Era il titolo di una canzone di quel periodo. Ora lo sappiamo che cosa è rimasto: le macerie di un’illusione collettiva di un benessere facile, a portata di mano, ma effimero, ingannevole, fondato solo sulle apparenze. Perfino quelli che nel decennio precedente erano stati irriducibili rivoluzionari, negli anni ’80, quelli di Wall Street o della più casereccia Milanodabere, si sono trasformati in manager spietati.
Tutti parlavano di finanza, di titoli, di quotazioni in borsa, anche le casalinghe, gli impiegati del catasto, i taxisti. Tutti, chi più chi meno, pensavano di potersi arricchire e dare una svolta alla loro vita, giocando con dei numeri.
Di quegli anni American Psycho fornisce un ritratto preciso, netto, al limite dell’iperrealismo.
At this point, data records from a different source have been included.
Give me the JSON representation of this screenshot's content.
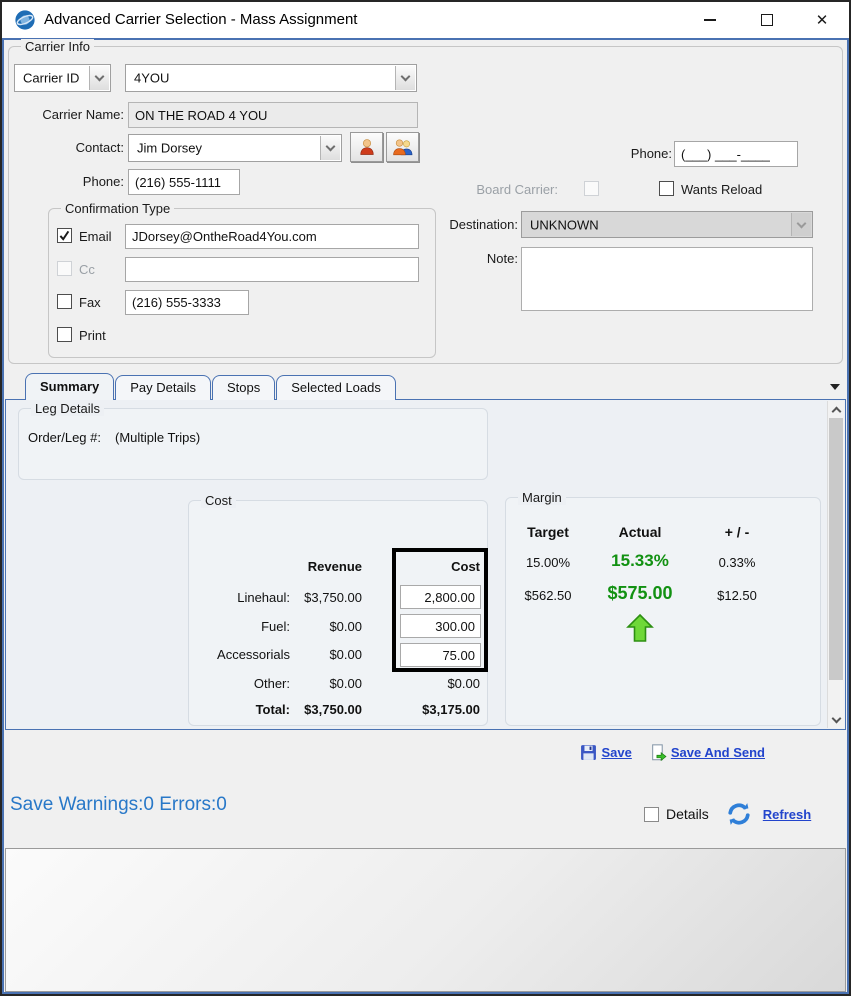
{
  "window": {
    "title": "Advanced Carrier Selection - Mass Assignment"
  },
  "icons": {
    "app": "blue-globe",
    "minimize": "bar",
    "maximize": "box",
    "close": "✕",
    "chevron": "chevron-down",
    "check": "checkmark",
    "contact_single": "person",
    "contact_group": "two-people",
    "save": "floppy-disk",
    "save_and_send": "document-green-arrow",
    "refresh": "blue-circular-arrows",
    "margin_indicator": "green-up-arrow",
    "tab_overflow": "black-down-triangle"
  },
  "carrier_info": {
    "group_label": "Carrier Info",
    "id_selector_value": "Carrier ID",
    "id_value": "4YOU",
    "name_label": "Carrier Name:",
    "name_value": "ON THE ROAD 4 YOU",
    "contact_label": "Contact:",
    "contact_value": "Jim Dorsey",
    "phone_label": "Phone:",
    "phone_value": "(216) 555-1111",
    "phone2_label": "Phone:",
    "phone2_value": "(___) ___-____",
    "board_carrier_label": "Board Carrier:",
    "wants_reload_label": "Wants Reload",
    "destination_label": "Destination:",
    "destination_value": "UNKNOWN",
    "note_label": "Note:",
    "note_value": "",
    "confirmation": {
      "group_label": "Confirmation Type",
      "email_label": "Email",
      "email_value": "JDorsey@OntheRoad4You.com",
      "cc_label": "Cc",
      "cc_value": "",
      "fax_label": "Fax",
      "fax_value": "(216) 555-3333",
      "print_label": "Print"
    }
  },
  "tabs": {
    "items": [
      {
        "label": "Summary",
        "selected": true
      },
      {
        "label": "Pay Details",
        "selected": false
      },
      {
        "label": "Stops",
        "selected": false
      },
      {
        "label": "Selected Loads",
        "selected": false
      }
    ]
  },
  "summary_tab": {
    "leg_details": {
      "group_label": "Leg Details",
      "order_leg_label": "Order/Leg #:",
      "order_leg_value": "(Multiple Trips)"
    },
    "cost": {
      "group_label": "Cost",
      "revenue_header": "Revenue",
      "cost_header": "Cost",
      "rows": [
        {
          "label": "Linehaul:",
          "revenue": "$3,750.00",
          "cost": "2,800.00"
        },
        {
          "label": "Fuel:",
          "revenue": "$0.00",
          "cost": "300.00"
        },
        {
          "label": "Accessorials",
          "revenue": "$0.00",
          "cost": "75.00"
        },
        {
          "label": "Other:",
          "revenue": "$0.00",
          "cost": "$0.00"
        },
        {
          "label": "Total:",
          "revenue": "$3,750.00",
          "cost": "$3,175.00"
        }
      ]
    },
    "margin": {
      "group_label": "Margin",
      "headers": [
        "Target",
        "Actual",
        "+ / -"
      ],
      "percent_row": [
        "15.00%",
        "15.33%",
        "0.33%"
      ],
      "dollar_row": [
        "$562.50",
        "$575.00",
        "$12.50"
      ]
    }
  },
  "footer": {
    "save_label": "Save",
    "save_and_send_label": "Save And Send",
    "status_text": "Save Warnings:0 Errors:0",
    "details_label": "Details",
    "refresh_label": "Refresh"
  },
  "colors": {
    "accent_blue": "#4a72b2",
    "link_blue": "#2244cc",
    "status_blue": "#2878c8",
    "positive_green": "#129112",
    "arrow_green": "#6fd838"
  }
}
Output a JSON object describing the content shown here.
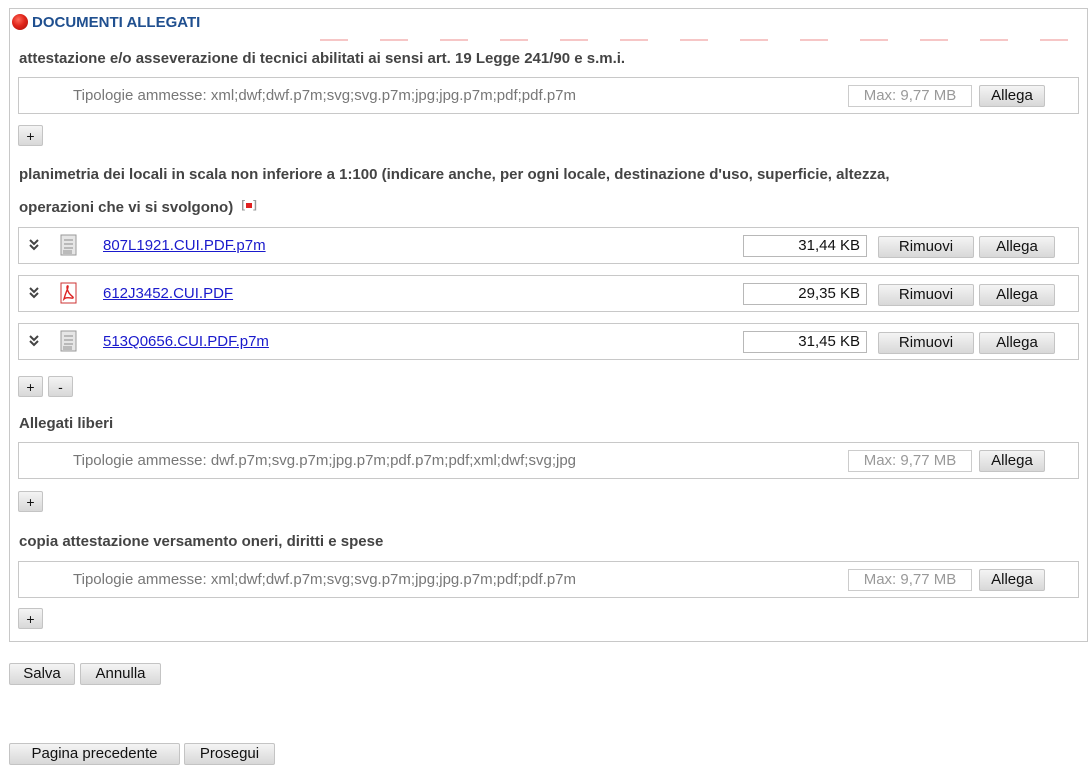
{
  "panel": {
    "title": "DOCUMENTI ALLEGATI"
  },
  "sections": {
    "s1": {
      "title": "attestazione e/o asseverazione di tecnici abilitati ai sensi art. 19 Legge 241/90 e s.m.i.",
      "types": "Tipologie ammesse: xml;dwf;dwf.p7m;svg;svg.p7m;jpg;jpg.p7m;pdf;pdf.p7m",
      "max": "Max: 9,77 MB",
      "attach": "Allega",
      "add": "+"
    },
    "s2": {
      "title_line1": "planimetria dei locali in scala non inferiore a 1:100 (indicare anche, per ogni locale, destinazione d'uso, superficie, altezza,",
      "title_line2": "operazioni che vi si svolgono)",
      "files": [
        {
          "name": "807L1921.CUI.PDF.p7m",
          "size": "31,44 KB",
          "icon": "signed-file-icon"
        },
        {
          "name": "612J3452.CUI.PDF",
          "size": "29,35 KB",
          "icon": "pdf-file-icon"
        },
        {
          "name": "513Q0656.CUI.PDF.p7m",
          "size": "31,45 KB",
          "icon": "signed-file-icon"
        }
      ],
      "remove": "Rimuovi",
      "attach": "Allega",
      "add": "+",
      "minus": "-"
    },
    "s3": {
      "title": "Allegati liberi",
      "types": "Tipologie ammesse: dwf.p7m;svg.p7m;jpg.p7m;pdf.p7m;pdf;xml;dwf;svg;jpg",
      "max": "Max: 9,77 MB",
      "attach": "Allega",
      "add": "+"
    },
    "s4": {
      "title": "copia attestazione versamento oneri, diritti e spese",
      "types": "Tipologie ammesse: xml;dwf;dwf.p7m;svg;svg.p7m;jpg;jpg.p7m;pdf;pdf.p7m",
      "max": "Max: 9,77 MB",
      "attach": "Allega",
      "add": "+"
    }
  },
  "actions": {
    "save": "Salva",
    "cancel": "Annulla",
    "prev": "Pagina precedente",
    "next": "Prosegui"
  },
  "colors": {
    "title": "#1f4f8f",
    "link": "#1a1acc",
    "status_dot": "#e0251b"
  }
}
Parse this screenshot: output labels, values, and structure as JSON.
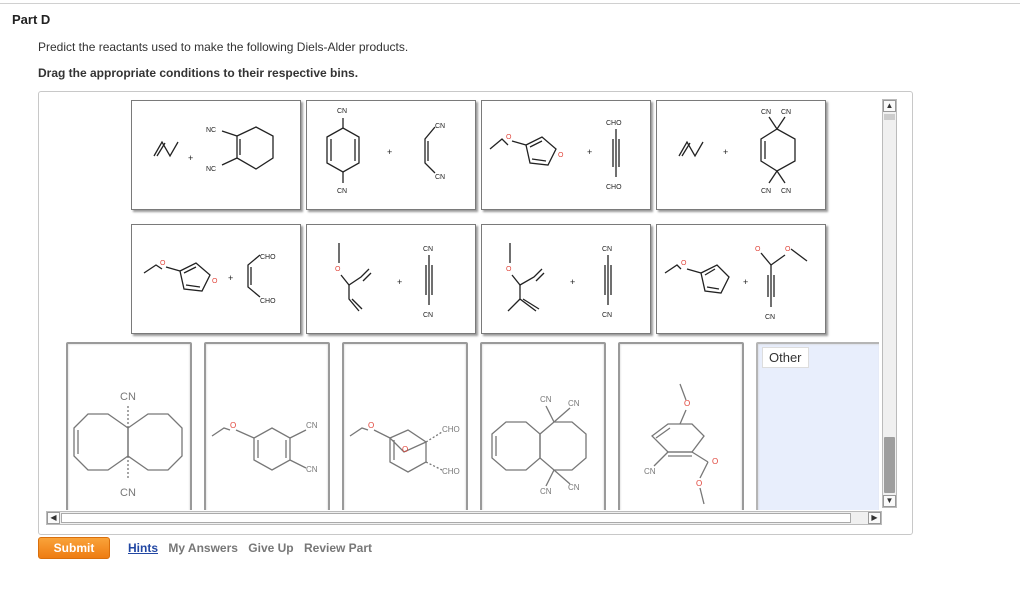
{
  "part": {
    "title": "Part D"
  },
  "prompt": "Predict the reactants used to make the following Diels-Alder products.",
  "instruction": "Drag the appropriate conditions to their respective bins.",
  "labels": {
    "cn": "CN",
    "nc": "NC",
    "cho": "CHO",
    "plus": "+",
    "o": "O"
  },
  "bins": {
    "other_label": "Other"
  },
  "footer": {
    "submit": "Submit",
    "hints": "Hints",
    "my_answers": "My Answers",
    "give_up": "Give Up",
    "review_part": "Review Part"
  },
  "colors": {
    "accent": "#f08a1c",
    "oxygen": "#e0443a",
    "bin_other_bg": "#e8eefc",
    "link": "#2247a3"
  }
}
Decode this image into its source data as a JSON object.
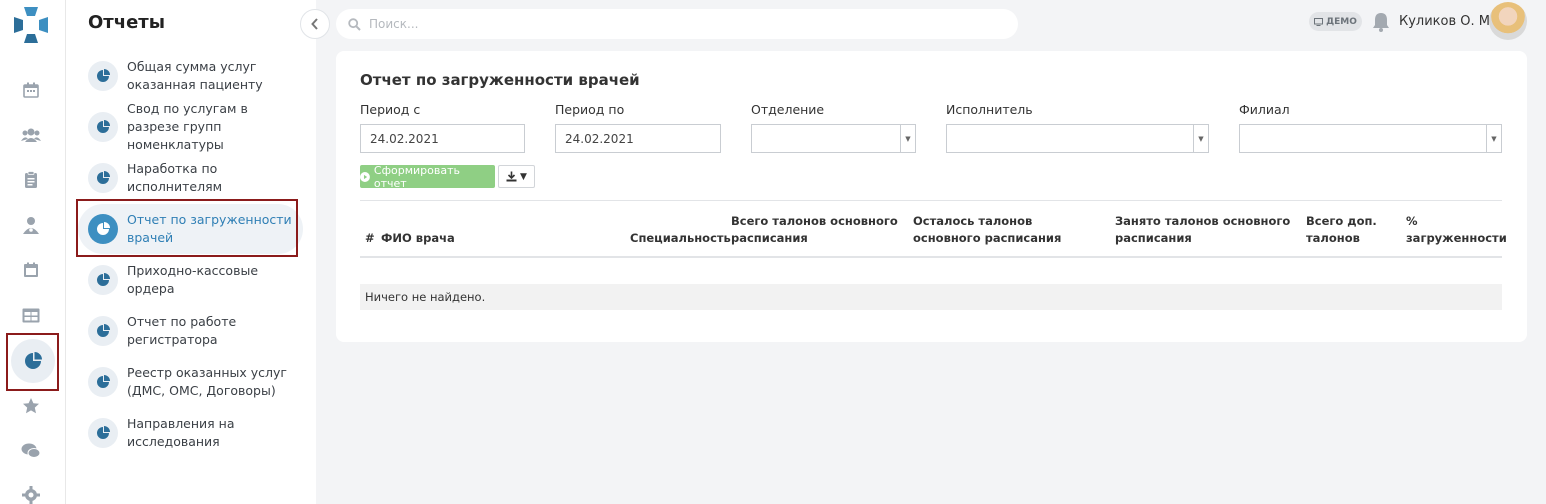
{
  "rail": {
    "icons": [
      "calendar-icon",
      "users-icon",
      "clipboard-icon",
      "doctor-icon",
      "schedule-icon",
      "table-icon",
      "pie-chart-icon",
      "star-icon",
      "chat-icon",
      "settings-icon"
    ]
  },
  "sidebar": {
    "title": "Отчеты",
    "items": [
      {
        "label": "Общая сумма услуг оказанная пациенту"
      },
      {
        "label": "Свод по услугам в разрезе групп номенклатуры"
      },
      {
        "label": "Наработка по исполнителям"
      },
      {
        "label": "Отчет по загруженности врачей"
      },
      {
        "label": "Приходно-кассовые ордера"
      },
      {
        "label": "Отчет по работе регистратора"
      },
      {
        "label": "Реестр оказанных услуг (ДМС, ОМС, Договоры)"
      },
      {
        "label": "Направления на исследования"
      }
    ],
    "active_index": 3
  },
  "header": {
    "search_placeholder": "Поиск...",
    "demo_badge": "ДЕМО",
    "user_name": "Куликов О. М."
  },
  "report": {
    "title": "Отчет по загруженности врачей",
    "filters": {
      "period_from_label": "Период с",
      "period_from_value": "24.02.2021",
      "period_to_label": "Период по",
      "period_to_value": "24.02.2021",
      "department_label": "Отделение",
      "executor_label": "Исполнитель",
      "branch_label": "Филиал"
    },
    "generate_button": "Сформировать отчет",
    "table": {
      "columns": [
        "#",
        "ФИО врача",
        "Специальность",
        "Всего талонов основного расписания",
        "Осталось талонов основного расписания",
        "Занято талонов основного расписания",
        "Всего доп. талонов",
        "% загруженности"
      ],
      "empty_text": "Ничего не найдено."
    }
  },
  "colors": {
    "accent": "#3d8fc1",
    "highlight_box": "#8b1b1b",
    "generate_button": "#8fcf84"
  }
}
Non avevo mai letto prima un romanzo in cui la descrizione puntigliosa, maniacale dei dettagli fosse essenziale per la storia.
È la storia della schizofrenia di un manager di Wall Street, abilmente dissimulata dietro indumenti firmati, cene in ristoranti esclusivi, frequentazioni prestigiose. Il trionfo della futilità che diventa sostanza.
Il protagonista uccide, o immagina di farlo (ma questo non ha importanza), per ragioni ridicole. La vita di un uomo non conta nulla di fronte alla possibilità di riservare un tavolo nel ristorante frequentato da Donald Trump.
Bret Easton Ellis, con questo romanzo da non perdere, ha costruito la metafora di un periodo che ha sconvolto le coscienze individuali e collettive, al punto da far apparire la frode, la prevaricazione, l’assenza di scrupoli come una necessità.